Un taux de fréquentation élevé

 Du côté des chiffres, les variables se maintiennent dans la moyenne enregistrée ces dernières années. Après les records de 2017, difficile d’égaler le nombre de spectateurs ou le montant des revenus de guichet. Mais le taux de fréquentation payante s’affiche toujours au-dessus des moyennes régionales.

L’an passé, les surplus accumulés ont permis de renouveler les équipements d’éclairage de L’Anglicane. En 2020, ce sera au tour du site Internet de se refaire une beauté, après le renouvellement complet de l’image visuelle de DCL en 2018. 

De nouveaux publics sensibilisés

Pour développer le goût de la culture chez différents publics que ce soient les jeunes, le milieu d’affaires, les gens touchés par l’action sociale, DCL a organisé plus de 200 activités de sensibilisation.

En arts visuels, l’initiation à l’art s’articule autour de visites commentées qui permettent aux visiteurs d’apprécier davantage les œuvres exposées. Dans les arts de la scène, des rencontres, ou encore des tables rondes sont organisées pour favoriser questionnements et échanges.

«Ces activités visent à sensibiliser les gens aux arts ou à des disciplines moins fréquentées. Ça permet au public de mieux apprécier les spectacles et les expositions qu’il va voir», explique Diane Blanchette.

Et même si L’Anglicane se place comme une salle régionale, «notre défi demeure de développer le goût de l’audace des Lévisiens», rappelle-t-elle. Et d’ajouter, «notre premier bailleur de fonds, c’est la Ville de Lévis et les bâtiments qu’on anime lui appartiennent. On sent un devoir de desservir les Lévisiens et de faire du développement culturel pour la ville et ses citoyens».

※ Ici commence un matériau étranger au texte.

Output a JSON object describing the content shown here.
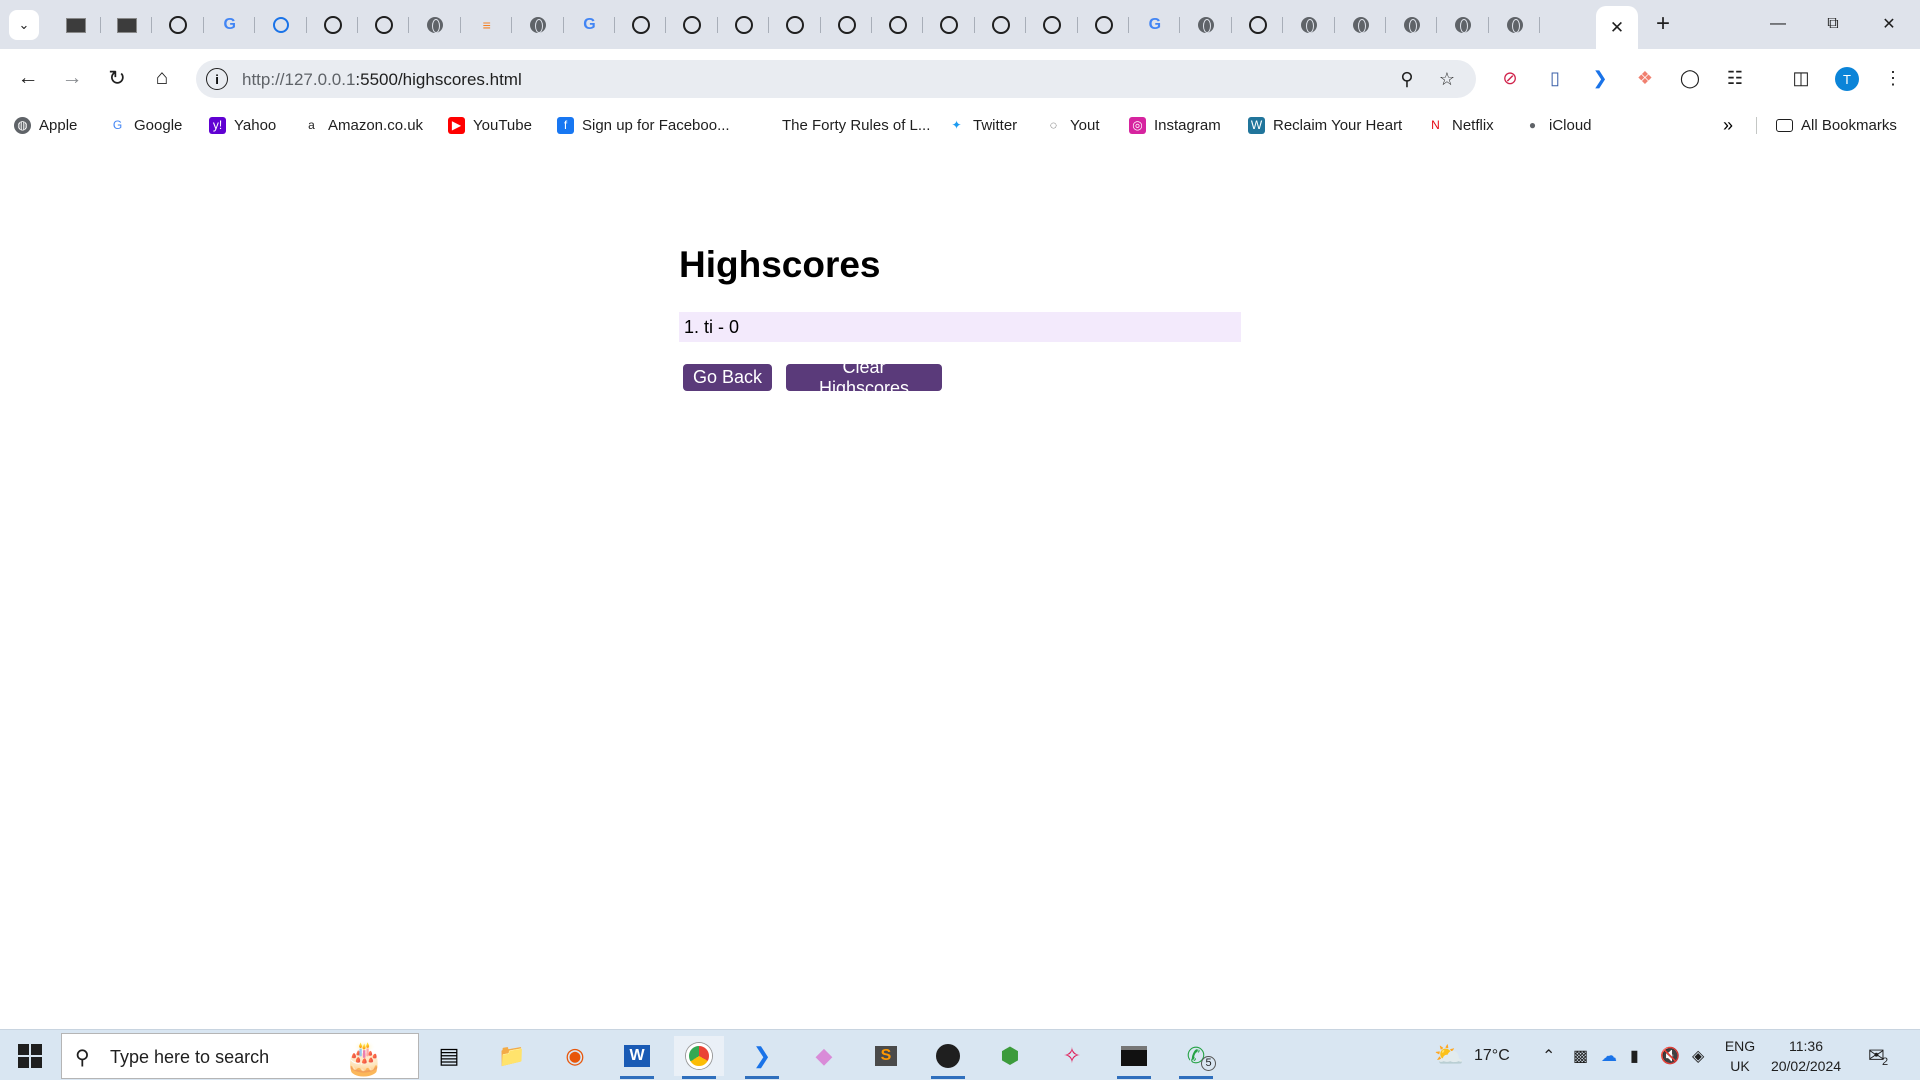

«Au-delà du nombre de spectateurs qu’on attire, ce qui importe c’est le rayonnement et l’impression qu’on a régionalement qu’on est un acteur signifiant dans le milieu culturel.» DCL souhaite d’ailleurs se positionner dans les grands projets culturels à venir sur le territoire et prévoit de sortir prochainement de ses murs. 

2018 en chiffres

- 73 spectacles à l’affiche pour un total de 109 représentations
- 10 expositions d’arts visuels
- 30 jours d’activités en location à L’Anglicane, dont 3 spectacles professionnels
- 204 animations de sensibilisation des publics en arts de la scène et en arts visuels 
- 23 045 spectateurs à L’Anglicane (incluant ceux du Cégep de Lévis-Lauzon) et 6 256 visiteurs au Centre d’exposition Louise-Carrier
- 11 154 élèves, enseignants et enfants inscrits aux camps de jour de la Ville de Lévis accueillis en représentations scolaires, visites commentées au centre d’exposition et ateliers artistiques
- Taux d’assistance payante : 74 %
- Revenus de la vente aux enchères : 42 475 $
- Revenus de guichet : 380 989 $ 
- Excédent des revenus sur les dépenses : 7 529 $

Au programme cet été

Un spectacle théâtral adapté du succès Les hommes viennent de Mars, les femmes de Vénus (27 juillet), un des derniers passages au Québec du grand bluesman américain Bryan Lee (10 août) et des concerts en formation intimiste des icônes de la chanson québécoise Isabelle Boulay (7 septembre) et Paul Piché (13 septembre) ainsi que le sympathique Mario Jean (18 juillet), le brillant duo Karen Young et Marianne Trudel formé autour de l’œuvre folk incontournable de Joni Mitchell (24 août) et l’étoile montante d’origine anglaise Sam Tucker (5 septembre).